In contrast, phonetic information of “masked” speech was only encoded if it was the attended voice. Lastly, speech encoding occurred later for “masked” speech than for “glimpsed’ speech. Because “glimpsed” and “masked” phonetic information appear to be encoded separately, focusing on deciphering only the “masked” portion of attended speech could lead to improved auditory attention-decoding systems for brain-controlled hearing aids.
Vinay Raghavan, the lead author of the study, says, “When listening to someone in a noisy place, your brain recovers what you missed when the background noise is too loud. Your brain can also catch bits of speech you aren’t focused on, but only when the person you’re listening to is quiet in comparison.”

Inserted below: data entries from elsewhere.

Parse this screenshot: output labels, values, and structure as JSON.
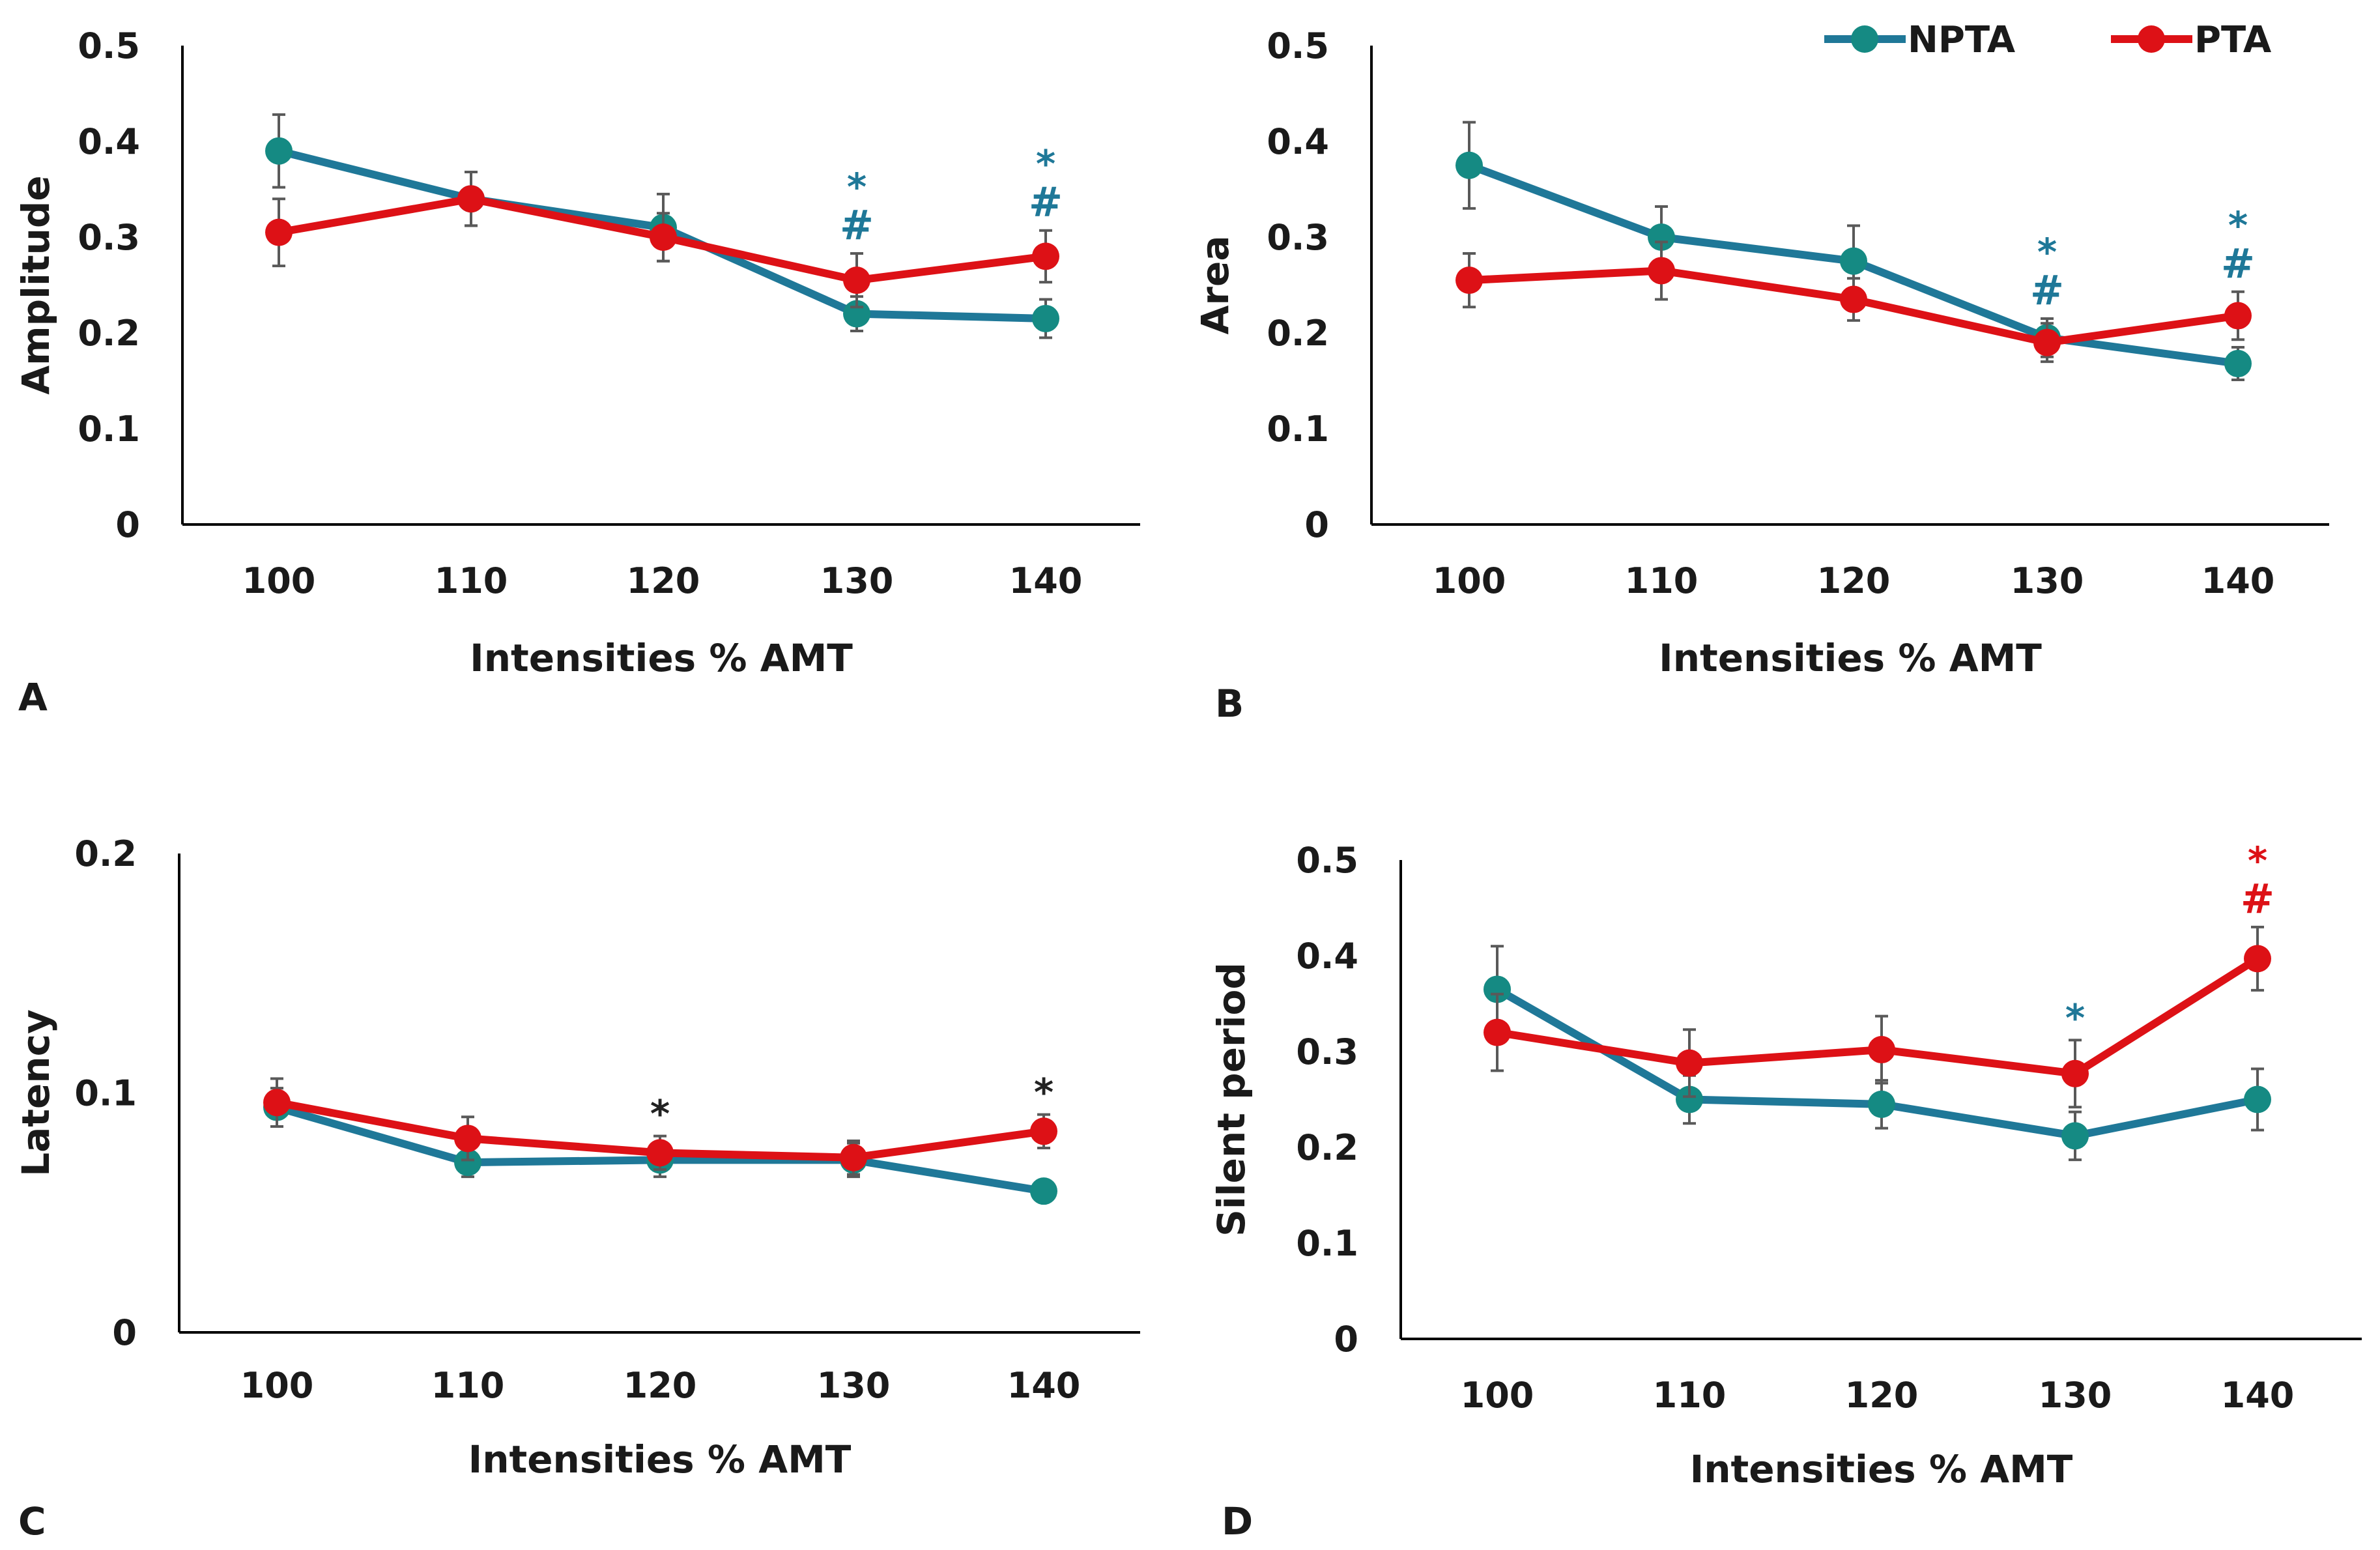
{
  "colors": {
    "npta": "#1f7898",
    "pta": "#dd1116",
    "teal_marker": "#158a83",
    "axis": "#000000",
    "error": "#595959",
    "black_annot": "#222222"
  },
  "legend": {
    "npta": "NPTA",
    "pta": "PTA"
  },
  "chart_data": [
    {
      "type": "line",
      "panel_label": "A",
      "xlabel": "Intensities % AMT",
      "ylabel": "Amplitude",
      "categories": [
        "100",
        "110",
        "120",
        "130",
        "140"
      ],
      "ylim": [
        0,
        0.5
      ],
      "yticks": [
        "0",
        "0.1",
        "0.2",
        "0.3",
        "0.4",
        "0.5"
      ],
      "series": [
        {
          "name": "NPTA",
          "values": [
            0.39,
            0.34,
            0.31,
            0.22,
            0.215
          ],
          "errors": [
            0.038,
            0.028,
            0.035,
            0.018,
            0.02
          ]
        },
        {
          "name": "PTA",
          "values": [
            0.305,
            0.34,
            0.3,
            0.255,
            0.28
          ],
          "errors": [
            0.035,
            0.028,
            0.025,
            0.028,
            0.027
          ]
        }
      ],
      "annotations": [
        {
          "category": "130",
          "lines": [
            "*",
            "#"
          ],
          "color": "blue"
        },
        {
          "category": "140",
          "lines": [
            "*",
            "#"
          ],
          "color": "blue"
        }
      ]
    },
    {
      "type": "line",
      "panel_label": "B",
      "xlabel": "Intensities % AMT",
      "ylabel": "Area",
      "categories": [
        "100",
        "110",
        "120",
        "130",
        "140"
      ],
      "ylim": [
        0,
        0.5
      ],
      "yticks": [
        "0",
        "0.1",
        "0.2",
        "0.3",
        "0.4",
        "0.5"
      ],
      "series": [
        {
          "name": "NPTA",
          "values": [
            0.375,
            0.3,
            0.275,
            0.195,
            0.168
          ],
          "errors": [
            0.045,
            0.032,
            0.037,
            0.02,
            0.017
          ]
        },
        {
          "name": "PTA",
          "values": [
            0.255,
            0.265,
            0.235,
            0.19,
            0.218
          ],
          "errors": [
            0.028,
            0.03,
            0.022,
            0.02,
            0.025
          ]
        }
      ],
      "annotations": [
        {
          "category": "130",
          "lines": [
            "*",
            "#"
          ],
          "color": "blue"
        },
        {
          "category": "140",
          "lines": [
            "*",
            "#"
          ],
          "color": "blue"
        }
      ]
    },
    {
      "type": "line",
      "panel_label": "C",
      "xlabel": "Intensities % AMT",
      "ylabel": "Latency",
      "categories": [
        "100",
        "110",
        "120",
        "130",
        "140"
      ],
      "ylim": [
        0,
        0.2
      ],
      "yticks": [
        "0",
        "0.1",
        "0.2"
      ],
      "series": [
        {
          "name": "NPTA",
          "values": [
            0.094,
            0.071,
            0.072,
            0.072,
            0.059
          ],
          "errors": [
            0.008,
            0.006,
            0.007,
            0.007,
            0.004
          ]
        },
        {
          "name": "PTA",
          "values": [
            0.096,
            0.081,
            0.075,
            0.073,
            0.084
          ],
          "errors": [
            0.01,
            0.009,
            0.007,
            0.007,
            0.007
          ]
        }
      ],
      "annotations": [
        {
          "category": "120",
          "lines": [
            "*"
          ],
          "color": "black"
        },
        {
          "category": "140",
          "lines": [
            "*"
          ],
          "color": "black"
        }
      ]
    },
    {
      "type": "line",
      "panel_label": "D",
      "xlabel": "Intensities % AMT",
      "ylabel": "Silent period",
      "categories": [
        "100",
        "110",
        "120",
        "130",
        "140"
      ],
      "ylim": [
        0,
        0.5
      ],
      "yticks": [
        "0",
        "0.1",
        "0.2",
        "0.3",
        "0.4",
        "0.5"
      ],
      "series": [
        {
          "name": "NPTA",
          "values": [
            0.365,
            0.25,
            0.245,
            0.212,
            0.25
          ],
          "errors": [
            0.045,
            0.025,
            0.025,
            0.025,
            0.032
          ]
        },
        {
          "name": "PTA",
          "values": [
            0.32,
            0.288,
            0.302,
            0.277,
            0.397
          ],
          "errors": [
            0.04,
            0.035,
            0.035,
            0.035,
            0.033
          ]
        }
      ],
      "annotations": [
        {
          "category": "130",
          "lines": [
            "*"
          ],
          "color": "blue"
        },
        {
          "category": "140",
          "lines": [
            "*",
            "#"
          ],
          "color": "red"
        }
      ]
    }
  ]
}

About this auditory neuroscience research news
Author: Nima Mesgarani
Source: PLOS
Contact: Nima Mesgarani – PLOS
Image: The image is credited to Neuroscience News
Original Research: Open access.
“Distinct neural encoding of glimpsed and masked speech in multitalker situations” by Nima Mesgarani et al. PLOS Biology
Abstract
Distinct neural encoding of glimpsed and masked speech in multitalker situations
Humans can easily tune in to one talker in a multitalker environment while still picking up bits of background speech; however, it remains unclear how we perceive speech that is masked and to what degree non-target speech is processed.

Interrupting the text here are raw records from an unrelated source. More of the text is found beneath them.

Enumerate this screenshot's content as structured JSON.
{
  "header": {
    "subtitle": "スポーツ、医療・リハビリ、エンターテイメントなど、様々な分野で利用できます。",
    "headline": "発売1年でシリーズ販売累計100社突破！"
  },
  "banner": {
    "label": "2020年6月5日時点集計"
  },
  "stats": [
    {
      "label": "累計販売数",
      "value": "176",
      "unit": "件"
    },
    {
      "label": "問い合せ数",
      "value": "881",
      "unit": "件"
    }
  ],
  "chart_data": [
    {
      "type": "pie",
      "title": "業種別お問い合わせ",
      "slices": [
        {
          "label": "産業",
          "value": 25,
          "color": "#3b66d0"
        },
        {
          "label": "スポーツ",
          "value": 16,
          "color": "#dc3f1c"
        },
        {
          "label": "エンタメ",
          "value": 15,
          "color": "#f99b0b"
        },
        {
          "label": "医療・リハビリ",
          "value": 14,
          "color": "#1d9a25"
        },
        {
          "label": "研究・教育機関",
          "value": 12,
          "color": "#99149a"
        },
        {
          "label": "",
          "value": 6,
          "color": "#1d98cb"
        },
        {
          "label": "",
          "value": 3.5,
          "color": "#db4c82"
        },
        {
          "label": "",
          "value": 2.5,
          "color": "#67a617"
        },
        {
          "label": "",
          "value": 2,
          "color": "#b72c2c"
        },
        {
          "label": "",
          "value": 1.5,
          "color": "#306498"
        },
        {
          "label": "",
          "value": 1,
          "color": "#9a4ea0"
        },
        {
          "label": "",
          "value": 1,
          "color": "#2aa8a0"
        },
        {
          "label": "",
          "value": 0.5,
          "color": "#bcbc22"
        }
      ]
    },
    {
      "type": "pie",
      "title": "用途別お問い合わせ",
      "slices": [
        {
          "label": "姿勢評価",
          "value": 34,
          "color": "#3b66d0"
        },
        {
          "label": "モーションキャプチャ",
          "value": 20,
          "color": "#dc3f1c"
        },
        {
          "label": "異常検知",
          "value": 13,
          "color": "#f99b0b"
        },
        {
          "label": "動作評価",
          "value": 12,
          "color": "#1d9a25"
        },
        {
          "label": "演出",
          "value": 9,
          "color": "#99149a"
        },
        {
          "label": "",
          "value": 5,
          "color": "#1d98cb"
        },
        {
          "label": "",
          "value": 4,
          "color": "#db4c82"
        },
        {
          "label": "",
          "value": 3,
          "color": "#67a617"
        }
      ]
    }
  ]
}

Some models suggest that perception can be achieved through glimpses, which are spectrotemporal regions where a talker has more energy than the background. Other models, however, require the recovery of the masked regions.
To clarify this issue, we directly recorded from primary and non-primary auditory cortex (AC) in neurosurgical patients as they attended to one talker in multitalker speech and trained temporal response function models to predict high-gamma neural activity from glimpsed and masked stimulus features.
We found that glimpsed speech is encoded at the level of phonetic features for target and non-target talkers, with enhanced encoding of target speech in non-primary AC. In contrast, encoding of masked phonetic features was found only for the target, with a greater response latency and distinct anatomical organization compared to glimpsed phonetic features.
These findings suggest separate mechanisms for encoding glimpsed and masked speech and provide neural evidence for the glimpsing model of speech perception.